I wished now that I had not read it, that I did not know the true deadliness of what I held. It had been bad enough to think it was a letter of Pooley’s. But Robert Cecil, the queen’s councilor—he was the one behind it all. Pooley was just his hound. It was Robert Cecil who was the master of the hunt.
There was no time to think of it, no time to let fear clog up my brains. I opened the tireroom door and looked around. Master Green was nowhere in sight. Quickly I slipped out.
The fencing lesson was back in full force onstage. I did not dare look up to see if Robin was there. People were in and out of the playhouse all day, running errands, carrying messages. With luck and God’s mercy no one would notice me.

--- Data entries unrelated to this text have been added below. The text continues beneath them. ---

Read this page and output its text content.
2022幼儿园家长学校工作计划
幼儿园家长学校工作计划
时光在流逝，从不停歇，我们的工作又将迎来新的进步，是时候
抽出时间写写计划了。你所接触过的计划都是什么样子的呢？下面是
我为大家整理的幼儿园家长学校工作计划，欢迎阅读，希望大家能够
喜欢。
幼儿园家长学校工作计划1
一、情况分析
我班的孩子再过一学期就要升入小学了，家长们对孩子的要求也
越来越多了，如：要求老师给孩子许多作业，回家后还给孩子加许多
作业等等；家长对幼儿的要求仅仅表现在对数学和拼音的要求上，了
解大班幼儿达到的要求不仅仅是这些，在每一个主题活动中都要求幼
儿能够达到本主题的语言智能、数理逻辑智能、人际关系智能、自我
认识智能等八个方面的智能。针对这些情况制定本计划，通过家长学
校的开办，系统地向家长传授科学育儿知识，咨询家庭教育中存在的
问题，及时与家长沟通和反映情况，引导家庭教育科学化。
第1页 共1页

I had forgotten how it felt to have the weight of skirts around my ankles. I nearly tripped more than once before I remembered to take smaller steps. The coif around my face helped to shadow my features, for which I was grateful, but it cut off my vision to the sides as well. I looked modestly down at the ground before me, and wondered if my skirts would tangle my feet, should I need to run.
At the playhouse door, Pooley was speaking with John.
I felt as if my heart were a knot that had been yanked tight. But I made myself keep walking.
“No strangers during rehearsals,” John was saying. But his attention was on Pooley’s hand, on the flash of silver between his fingers.
“Simply an errand,” Pooley said persuasively. “A message for a friend. ’Twill only be a moment.”
“No harm, I suppose,” John mumbled. Neither of them glanced at me as I slipped by.